Couchant ses souvenirs sur le papier, tu espères qu’à l’avenir ils auront disparu dans la poche trouée de la postérité. Juste ce qu’il faut afin de s’abstenir d’essayer de devenir un romancier.
On espère parfois l’avenir sans souvenirs Ne plus rien voir des tours d’ivoire Sœur Anne qu’avez-vous à signaler ?

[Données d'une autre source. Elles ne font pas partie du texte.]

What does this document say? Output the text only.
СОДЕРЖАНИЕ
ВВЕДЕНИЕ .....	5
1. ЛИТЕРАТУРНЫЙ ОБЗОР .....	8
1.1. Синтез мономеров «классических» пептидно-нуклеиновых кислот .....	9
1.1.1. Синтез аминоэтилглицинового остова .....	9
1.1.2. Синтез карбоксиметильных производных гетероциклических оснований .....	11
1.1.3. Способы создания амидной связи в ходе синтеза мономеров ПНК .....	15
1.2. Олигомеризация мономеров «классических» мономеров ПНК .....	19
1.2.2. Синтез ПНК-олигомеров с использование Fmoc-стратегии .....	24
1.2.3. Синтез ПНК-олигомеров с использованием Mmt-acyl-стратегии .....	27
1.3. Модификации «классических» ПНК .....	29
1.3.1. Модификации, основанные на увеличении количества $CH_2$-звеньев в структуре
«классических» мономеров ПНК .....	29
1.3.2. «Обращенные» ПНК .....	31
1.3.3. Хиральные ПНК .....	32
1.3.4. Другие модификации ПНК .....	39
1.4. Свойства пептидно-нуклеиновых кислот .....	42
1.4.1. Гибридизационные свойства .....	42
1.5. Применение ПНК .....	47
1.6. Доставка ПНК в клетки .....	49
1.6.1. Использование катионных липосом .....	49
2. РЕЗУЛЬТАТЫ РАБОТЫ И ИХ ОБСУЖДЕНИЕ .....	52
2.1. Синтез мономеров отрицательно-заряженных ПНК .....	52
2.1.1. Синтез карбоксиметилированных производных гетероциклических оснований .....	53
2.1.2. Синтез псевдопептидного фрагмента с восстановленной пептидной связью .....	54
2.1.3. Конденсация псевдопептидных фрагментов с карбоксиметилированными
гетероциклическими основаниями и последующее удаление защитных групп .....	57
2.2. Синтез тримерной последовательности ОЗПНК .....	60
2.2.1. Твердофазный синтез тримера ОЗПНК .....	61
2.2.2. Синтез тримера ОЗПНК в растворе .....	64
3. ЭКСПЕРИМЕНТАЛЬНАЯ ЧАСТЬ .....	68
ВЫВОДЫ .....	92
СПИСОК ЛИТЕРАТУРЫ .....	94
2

Jean-Louis Rambour Y trouver la fièvre Éditions L’Herbe qui tremble
Martigues 10 décembre 2023
ALORS QU’EST-CE QUE T’AS ÉCRIT CETTE NUIT 2 L’AMOUR DES BISTROS
2
L’AMOUR DES BISTROS
-Alors qu’est-ce que t’as écrit cette nuit ? – Ah ! je me suis perdu dans le labyrinthe des cafés de Paris. – Des bistrots, veux-tu dire ? -Oui, et même des bistros. J’ai longtemps écrit sur leur table. -Et tu ne t’es pas fait jeter ? -Non, pas sur la table même (encore que), mais sur un carnet posé sur la table d’un troquet, à côté d’un demi ou d’un café. D’ailleurs mes carnets s’appelaient « Bistrotable ». -Et tu ne peux pas m’en donner un échantillon ? – Pour ça, faudra que je cherche dans mon cafouch. – C’est quoi ça ? – Le cafouchi, un mot de Marseillais et donc de Martégal (c’est mon cas), c’est l’endroit sous l’escalier ou ailleurs, où tout s’entasse, pêle-mêle. – Mais je suis sûre que tu en as gardé une version sur ton ordi. – Promis je chercherai demain, mais vu ton impatience je vais improviser, style I remember. – Je suis toute ouïe. -Je me souviens de À la bonne bière, rue du faubourg du Temple, à côté de la piole de mon pote Juan qui m’hébergeait. Y avait un type qui passait chaque soir en promenant un rat au bout d’une ficelle. Je me souviens du Cluny sur le Boulmich. C’est là que j’ai lu la « Théorie de la démarche » de Balzac. Il décrivait les gens qui passaient devant lui et les classait dans des catégories qu’il inventait au fur et à mesure, comme Arlequins, Marins, Militaires, Cocottes, Napoléons, et tutti quanti. Je me souviens du Zimmer, place du Chatelet, où j’imaginais Proust dansant sur les tables. Et, bien sûr, je me souviens du Mabillon, où j’imitais Perec, nommant (il s’enregistrait et on peut entendre toujours sa voix sur un postcast de France cul.) les autobus, le 86, le 87, les ouatures et camionnettes portant parfois des réclames « Les cocotiers sont arrivés ! » et même parfois les passants avec ou sans parapluie. Je me souviens …-Super. J’attends avec curiosité que tu me sortes tes vieux rossignols nichés quelque part sur ton disque dur. -Oh tu sais, je crois qu’avec le temps, ce sont devenues de vieilles chouettes.